We urgently need to adopt effective Community measures on immigration and asylum. We cannot seriously imagine that Italy is able to shoulder all the burdens associated with a phenomenon set to increase exponentially.

Some Members have voiced the idea of establishing ‘illegal immigrant quotas’. This is a case of good intentions sadly not backed by concrete political will: only recently, the Swedish Presidency highlighted the difficulty of gaining acceptance for these quotas.


  Louis Grech (S&D), in writing. – I welcome this debate, which brings attention to the fragmented and inconsistent EU policies on border control, immigration and asylum seekers. I am glad to hear that the Council and Commission recognise these as priority issues, but so far we have seen only half-measures to address them and no meaningful results. It seems that there is a lack of political will on an EU level to provide adequate resources to tackle these issues in a fair manner. For the moment, Member States with external borders are carrying most of the burden and their situation is worsening by the day due to a lack of resources and capacity. Some good proposals have been discussed lately, such as the revision of the FRONTEX mandate, an EU-wide refugee resettlement scheme and the creation of a European asylum support office. I urge the Commission to act quickly on their implementation. We need more solutions based on a burden-sharing approach as it is the only adequate response. The Commission and Council must show more resolve in providing the necessary funding for FRONTEX. To protect our borders effectively, it should have its own equipment and assets, and operate on a year round basis.


  Marian-Jean Marinescu (PPE), in writing.(RO) The future extension of the Schengen area to include Romania will increase the importance of ensuring the security of Romania’s external borders and, therefore, the role of the FRONTEX agency in Romania. The FRONTEX agency must play an ever-increasing role in the process of improving the monitoring and control of Romania’s external borders, representing more than 2 000 km of the EU’s external frontier, in other words, the Schengen area’s future external border. During the last year, FRONTEX has signed cooperation agreements with Russia and the countries in the former Republic of Yugoslavia, as well as with Ukraine and Moldova. This is a step forward towards managing all borders. One welcome measure, at this point, would be for the European Commission to examine the ways in which FRONTEX could utilise this legal basis. The possibility of signing cooperation agreements with other third countries is another matter which the Commission must explore. Obtaining as many agreements of this kind as possible will facilitate the effective coordination of joint operations and, consequently, contribute to the respect for human rights and civil liberties and to the fight against cross-border crime.


  Tiziano Motti (PPE), in writing.(IT) I agree with Mr Buzek’s statement that immigration has always benefited Europe, insofar as this relates to immigration that is regulated, integrated and respects the institutions and laws of the country of destination. When social renewal and labour turnover are needed, when cultural exchange enriches peoples, then immigration is a precious resource. Our Judeo-Christian roots provide us with the notion of charity and hospitality towards those who are suffering.
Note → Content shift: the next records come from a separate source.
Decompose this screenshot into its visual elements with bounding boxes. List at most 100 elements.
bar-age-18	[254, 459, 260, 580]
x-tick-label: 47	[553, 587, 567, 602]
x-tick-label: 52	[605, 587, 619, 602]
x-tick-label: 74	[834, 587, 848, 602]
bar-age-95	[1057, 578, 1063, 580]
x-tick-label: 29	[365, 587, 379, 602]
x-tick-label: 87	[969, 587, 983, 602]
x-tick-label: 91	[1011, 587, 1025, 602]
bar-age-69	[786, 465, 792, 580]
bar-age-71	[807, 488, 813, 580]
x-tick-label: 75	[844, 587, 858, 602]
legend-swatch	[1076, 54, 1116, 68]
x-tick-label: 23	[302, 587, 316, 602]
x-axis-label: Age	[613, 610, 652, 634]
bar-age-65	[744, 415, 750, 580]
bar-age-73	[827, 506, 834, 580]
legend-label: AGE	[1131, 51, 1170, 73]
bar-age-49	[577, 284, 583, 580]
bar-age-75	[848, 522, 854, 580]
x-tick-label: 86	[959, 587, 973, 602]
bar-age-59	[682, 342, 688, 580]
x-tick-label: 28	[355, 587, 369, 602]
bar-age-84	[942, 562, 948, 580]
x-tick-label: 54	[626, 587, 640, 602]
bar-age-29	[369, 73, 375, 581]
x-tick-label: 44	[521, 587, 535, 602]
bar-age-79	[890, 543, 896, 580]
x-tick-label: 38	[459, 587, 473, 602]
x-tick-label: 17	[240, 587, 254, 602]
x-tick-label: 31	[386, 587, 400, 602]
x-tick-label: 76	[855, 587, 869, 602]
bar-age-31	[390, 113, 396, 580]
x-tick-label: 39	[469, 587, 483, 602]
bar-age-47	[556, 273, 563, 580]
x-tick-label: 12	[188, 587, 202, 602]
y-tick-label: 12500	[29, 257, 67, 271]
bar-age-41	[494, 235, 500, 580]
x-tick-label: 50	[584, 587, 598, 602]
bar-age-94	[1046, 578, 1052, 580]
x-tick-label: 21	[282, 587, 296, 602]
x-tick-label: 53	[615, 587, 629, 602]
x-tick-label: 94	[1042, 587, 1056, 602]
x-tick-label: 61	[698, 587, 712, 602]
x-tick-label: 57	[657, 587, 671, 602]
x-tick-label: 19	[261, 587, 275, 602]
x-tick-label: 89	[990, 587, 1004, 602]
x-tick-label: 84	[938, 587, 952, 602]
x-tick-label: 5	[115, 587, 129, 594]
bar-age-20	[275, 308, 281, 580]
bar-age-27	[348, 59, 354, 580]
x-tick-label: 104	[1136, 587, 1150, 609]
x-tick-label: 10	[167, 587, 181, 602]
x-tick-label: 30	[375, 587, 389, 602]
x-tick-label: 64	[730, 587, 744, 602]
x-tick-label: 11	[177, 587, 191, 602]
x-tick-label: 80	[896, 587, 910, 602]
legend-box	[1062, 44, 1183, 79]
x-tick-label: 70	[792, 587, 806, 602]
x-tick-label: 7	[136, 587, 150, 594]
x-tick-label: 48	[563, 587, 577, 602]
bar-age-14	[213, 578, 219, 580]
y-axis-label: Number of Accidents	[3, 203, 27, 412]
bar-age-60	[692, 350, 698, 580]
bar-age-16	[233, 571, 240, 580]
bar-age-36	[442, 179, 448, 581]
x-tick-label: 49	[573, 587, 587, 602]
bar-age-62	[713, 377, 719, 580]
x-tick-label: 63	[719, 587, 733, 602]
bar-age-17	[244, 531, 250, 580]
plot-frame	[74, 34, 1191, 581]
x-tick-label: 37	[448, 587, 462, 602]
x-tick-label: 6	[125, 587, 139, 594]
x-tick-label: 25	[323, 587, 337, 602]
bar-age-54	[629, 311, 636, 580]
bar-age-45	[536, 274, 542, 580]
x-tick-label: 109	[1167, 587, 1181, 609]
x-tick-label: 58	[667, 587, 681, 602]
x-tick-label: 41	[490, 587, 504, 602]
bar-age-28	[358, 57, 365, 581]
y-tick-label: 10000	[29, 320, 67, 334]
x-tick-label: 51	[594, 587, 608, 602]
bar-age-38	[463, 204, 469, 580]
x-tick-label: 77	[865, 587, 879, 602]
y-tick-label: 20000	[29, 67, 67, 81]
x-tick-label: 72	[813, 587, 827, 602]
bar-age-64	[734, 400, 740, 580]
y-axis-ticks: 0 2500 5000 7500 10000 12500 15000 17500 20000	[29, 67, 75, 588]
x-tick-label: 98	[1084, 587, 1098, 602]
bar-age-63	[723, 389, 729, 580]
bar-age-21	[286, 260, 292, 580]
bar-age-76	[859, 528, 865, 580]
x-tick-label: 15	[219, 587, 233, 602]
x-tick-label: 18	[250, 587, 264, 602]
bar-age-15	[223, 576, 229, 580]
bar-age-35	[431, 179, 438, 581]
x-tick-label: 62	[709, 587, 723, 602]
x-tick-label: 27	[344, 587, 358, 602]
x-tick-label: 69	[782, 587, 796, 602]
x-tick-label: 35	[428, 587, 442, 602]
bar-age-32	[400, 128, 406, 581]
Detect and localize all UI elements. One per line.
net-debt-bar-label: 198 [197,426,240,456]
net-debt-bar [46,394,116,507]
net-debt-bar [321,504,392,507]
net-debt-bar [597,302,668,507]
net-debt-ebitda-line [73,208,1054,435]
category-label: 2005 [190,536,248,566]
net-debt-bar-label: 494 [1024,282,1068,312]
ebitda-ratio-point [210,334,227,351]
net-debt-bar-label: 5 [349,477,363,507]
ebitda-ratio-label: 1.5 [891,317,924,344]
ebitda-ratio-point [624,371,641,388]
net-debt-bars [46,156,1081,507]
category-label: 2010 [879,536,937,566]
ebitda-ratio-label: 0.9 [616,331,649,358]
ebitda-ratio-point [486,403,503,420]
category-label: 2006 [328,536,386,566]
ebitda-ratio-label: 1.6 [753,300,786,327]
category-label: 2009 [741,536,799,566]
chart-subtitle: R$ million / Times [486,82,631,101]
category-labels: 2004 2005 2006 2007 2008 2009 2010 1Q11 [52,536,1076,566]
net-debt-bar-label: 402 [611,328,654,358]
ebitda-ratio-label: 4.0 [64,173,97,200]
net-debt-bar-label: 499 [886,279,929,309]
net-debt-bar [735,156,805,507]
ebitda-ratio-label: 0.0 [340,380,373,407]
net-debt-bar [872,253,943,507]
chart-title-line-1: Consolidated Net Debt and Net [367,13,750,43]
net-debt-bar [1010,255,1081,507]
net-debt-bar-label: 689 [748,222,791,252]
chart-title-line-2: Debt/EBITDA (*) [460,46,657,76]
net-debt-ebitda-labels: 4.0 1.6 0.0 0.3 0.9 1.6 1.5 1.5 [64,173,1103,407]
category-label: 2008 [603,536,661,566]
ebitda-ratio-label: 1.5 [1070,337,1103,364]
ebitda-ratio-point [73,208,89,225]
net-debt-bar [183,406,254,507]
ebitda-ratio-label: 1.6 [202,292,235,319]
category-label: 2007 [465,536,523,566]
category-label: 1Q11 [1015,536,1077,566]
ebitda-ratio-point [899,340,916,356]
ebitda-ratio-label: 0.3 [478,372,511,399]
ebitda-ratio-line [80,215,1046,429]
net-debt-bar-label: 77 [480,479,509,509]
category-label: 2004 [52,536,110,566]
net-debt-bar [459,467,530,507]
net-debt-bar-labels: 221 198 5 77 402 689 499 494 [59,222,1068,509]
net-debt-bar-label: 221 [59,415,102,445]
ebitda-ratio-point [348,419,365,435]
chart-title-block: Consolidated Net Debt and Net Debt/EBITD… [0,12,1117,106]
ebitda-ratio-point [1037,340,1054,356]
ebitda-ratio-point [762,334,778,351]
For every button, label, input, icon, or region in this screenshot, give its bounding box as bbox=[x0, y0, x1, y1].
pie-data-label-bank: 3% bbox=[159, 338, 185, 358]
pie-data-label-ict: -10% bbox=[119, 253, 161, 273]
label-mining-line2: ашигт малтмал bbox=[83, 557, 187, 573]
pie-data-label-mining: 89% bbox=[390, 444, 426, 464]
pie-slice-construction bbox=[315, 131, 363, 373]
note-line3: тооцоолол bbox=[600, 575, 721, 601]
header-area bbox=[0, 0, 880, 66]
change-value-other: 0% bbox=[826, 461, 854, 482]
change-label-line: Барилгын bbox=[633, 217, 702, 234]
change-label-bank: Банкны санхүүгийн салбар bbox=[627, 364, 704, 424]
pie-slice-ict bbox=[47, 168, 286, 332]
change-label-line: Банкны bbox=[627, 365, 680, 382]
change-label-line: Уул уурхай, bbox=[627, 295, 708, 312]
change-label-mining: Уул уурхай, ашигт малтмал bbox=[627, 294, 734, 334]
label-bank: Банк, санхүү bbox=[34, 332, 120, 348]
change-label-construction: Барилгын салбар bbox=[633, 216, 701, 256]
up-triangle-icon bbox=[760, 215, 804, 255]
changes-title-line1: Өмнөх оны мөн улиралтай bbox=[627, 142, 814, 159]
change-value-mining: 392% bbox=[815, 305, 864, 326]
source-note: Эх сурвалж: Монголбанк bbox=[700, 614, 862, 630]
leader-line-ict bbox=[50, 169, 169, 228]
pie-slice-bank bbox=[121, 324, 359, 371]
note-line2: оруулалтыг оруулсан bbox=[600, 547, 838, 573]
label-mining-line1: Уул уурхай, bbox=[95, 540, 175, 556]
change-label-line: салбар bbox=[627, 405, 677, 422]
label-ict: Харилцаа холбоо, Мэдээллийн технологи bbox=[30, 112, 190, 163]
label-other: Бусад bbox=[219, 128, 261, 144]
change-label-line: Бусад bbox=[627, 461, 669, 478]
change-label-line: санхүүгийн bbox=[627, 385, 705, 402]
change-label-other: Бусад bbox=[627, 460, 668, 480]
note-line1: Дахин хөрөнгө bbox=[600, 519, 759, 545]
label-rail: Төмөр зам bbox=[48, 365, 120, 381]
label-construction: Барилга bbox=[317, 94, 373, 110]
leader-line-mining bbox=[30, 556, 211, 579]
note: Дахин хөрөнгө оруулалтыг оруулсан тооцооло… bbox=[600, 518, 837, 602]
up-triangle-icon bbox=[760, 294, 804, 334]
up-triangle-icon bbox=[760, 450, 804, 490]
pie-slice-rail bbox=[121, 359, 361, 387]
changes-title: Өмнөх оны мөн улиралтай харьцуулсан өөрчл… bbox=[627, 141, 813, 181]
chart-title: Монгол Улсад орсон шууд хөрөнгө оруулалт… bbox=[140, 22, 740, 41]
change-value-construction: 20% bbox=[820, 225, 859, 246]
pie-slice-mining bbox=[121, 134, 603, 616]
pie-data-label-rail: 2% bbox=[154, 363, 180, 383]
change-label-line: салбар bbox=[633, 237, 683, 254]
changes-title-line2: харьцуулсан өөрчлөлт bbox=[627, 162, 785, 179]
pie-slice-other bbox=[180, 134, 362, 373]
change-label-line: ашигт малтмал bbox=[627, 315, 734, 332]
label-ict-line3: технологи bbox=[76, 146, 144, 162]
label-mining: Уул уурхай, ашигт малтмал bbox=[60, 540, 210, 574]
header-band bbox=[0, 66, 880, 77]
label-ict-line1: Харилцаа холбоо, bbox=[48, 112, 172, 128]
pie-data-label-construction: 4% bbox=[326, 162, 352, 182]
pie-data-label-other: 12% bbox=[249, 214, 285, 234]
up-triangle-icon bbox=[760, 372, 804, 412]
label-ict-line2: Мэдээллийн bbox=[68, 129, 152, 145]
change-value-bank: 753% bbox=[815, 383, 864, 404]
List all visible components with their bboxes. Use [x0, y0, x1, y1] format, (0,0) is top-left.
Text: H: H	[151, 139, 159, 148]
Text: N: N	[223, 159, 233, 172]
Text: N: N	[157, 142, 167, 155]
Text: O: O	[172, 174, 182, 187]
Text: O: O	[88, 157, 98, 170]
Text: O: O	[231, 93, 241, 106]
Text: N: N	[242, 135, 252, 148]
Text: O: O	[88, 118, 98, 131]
However, when illegal immigration results in emergency situations, hardship, crime and insecurity, a tangible strategy for integration at levels that countries can sustain in demographic terms becomes necessary. We are fooling ourselves if we believe that the problem is limited to the countries bordering the Mediterranean: the free movement of citizens in the EU can only encourage the free movement of many illegal immigrants who have turned to crime. Every European state has a moral and direct interest since this is related to the issue of crime and the security of the half a billion citizens who have given us a mandate to protect them with urgent, tangible actions, both with regard to existing problems and those which are likely to develop rapidly. The rights of citizens cannot be traded for the general indifference of the Member States or for Solonic warnings by the European Commission.